More than three miles of trails wind along a stream and tidal marsh and through orchard, fields, and forest. Well-used by visitors, they are ideal for hiking and cross-country skiing.
Ridge Trail (1.6 miles): Access all sanctuary trails from the Ridge Trail, which begins at the kiosk in the parking lot. The Ridge Trail winds through most types of habitat in the sanctuary, as well as past an old dam and mill site and the historic mill-master’s house.
Orchard and Deer Run Trails (0.5 miles): The Orchard Trail branches from the Ridge Trail soon after the Ridge Trail entrance at the parking lot. It leads to the Deer Run Trail, which rejoins the Ridge Trail. These trails pass through orchard, former farm fields, and mixed coniferous forest of pine, hemlock, and fir.
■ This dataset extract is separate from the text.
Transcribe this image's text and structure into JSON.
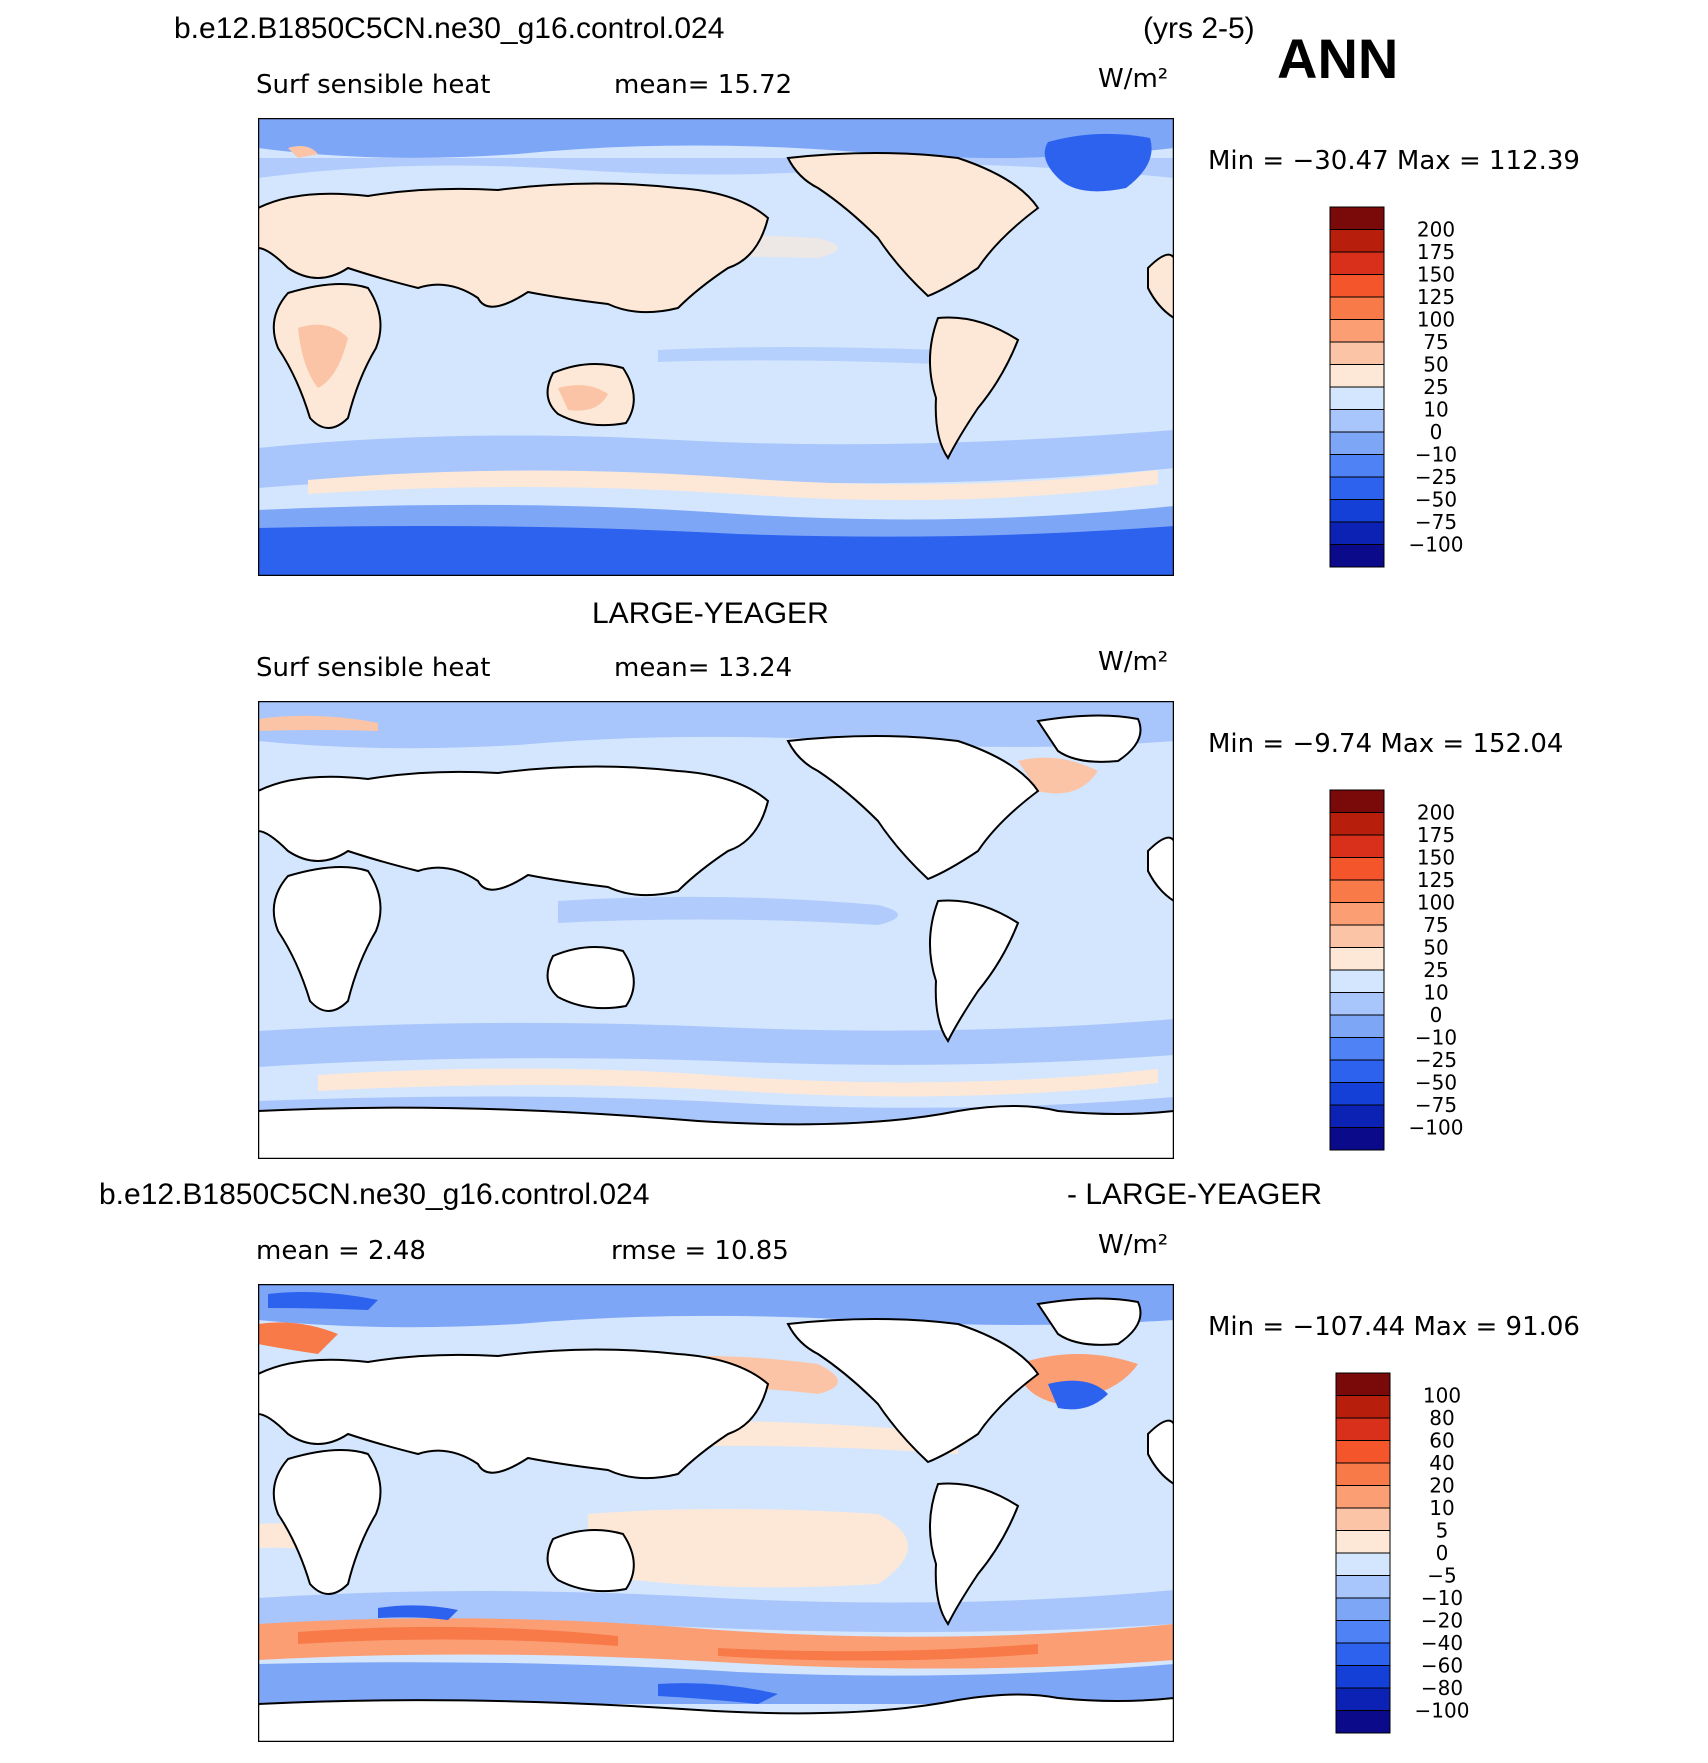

Mill Stream Trail (0.3 miles): Branching off from the Ridge Trail/service road at the dam site 0.3 miles southeast of the parking lot, the Mill Stream Trail follows the stream through riparian (river) habitat and overlooks the maple swamp before meeting back up with the Ridge Trail.
Estuary Trail (0.4 miles): Beginning and ending at the Ridge Trail/service road, the Estuary Trail, which is steep in places, takes you through field-grown white pines to the point overlooking the estuary.
Wildlife & Habitat
Mast Landing Audubon Sanctuary features open fields, apple orchards, alder lowland, and mature white pine and hemlock forest. Mill Stream flows past a historic dam and mill site before flowing into the tidal waters of the Harraseeket River. The sanctuary attracts migrant shorebirds and songbirds. In the springtime, it is a wonderful place to observe the courtship flight displays of American Woodcocks. Resident mammals typical of southern Maine woodlands include American Mink, Snowshoe Hare, North American Porcupine, Northern Raccoon, White-tailed Deer, and Coyote.
Mast Landing Audubon Sanctuary is both a wildlife sanctuary and conserved land. These rules and regulations have been adopted to allow for appropriate use of the land by the public, while protecting the land in its natural state to serve as a wildlife refuge.
Mast Landing Audubon Sanctuary is open from sunrise to sunset; the sanctuary is closed from sunset to sunrise. To protect wildlife and the natural environment at Mast Landing Audubon Sanctuary, the following activities are not permitted:
- No dogs or other pets (except service animals for people with disabilities)
- No motorized vehicles or bicycles on the trails or open spaces (exception for motorized wheelchairs or related equipment needed by individuals with disabilities)
- No fires, barbecues, cook stoves, fireworks, or smoking
- No firearms or hunting; no trapping
- No camping or overnight use
The name “Mast Landing” dates to the early 1700s when the British navy sought ship masts made from massive white pines then common to southern Maine forests. Loggers hauled to a nearby ship landing the trees they felled and trimmed on what is now sanctuary land.
The sanctuary’s Mill Stream once powered a saw mill, a textile mill, two grist mills, and a woodworking shop. Destroyed by fire in the early 1860s, the mills and shop were not rebuilt, and their foundations are visible where Mill Stream flows into the estuary. In 1795, mill master Abner Dennison built the house that still overlooks the stream and estuary, and is a private residence for sanctuary caretakers. Up until the middle of the twentieth century, stock grazed on cleared land within the sanctuary, much of which has since reverted to forest.
In 1967, Maine Audubon founded Mast Landing Audubon Sanctuary on land donated by the L.M.C. Smith family. The family’s commitment to conservation helped protect much of Freeport’s shore land.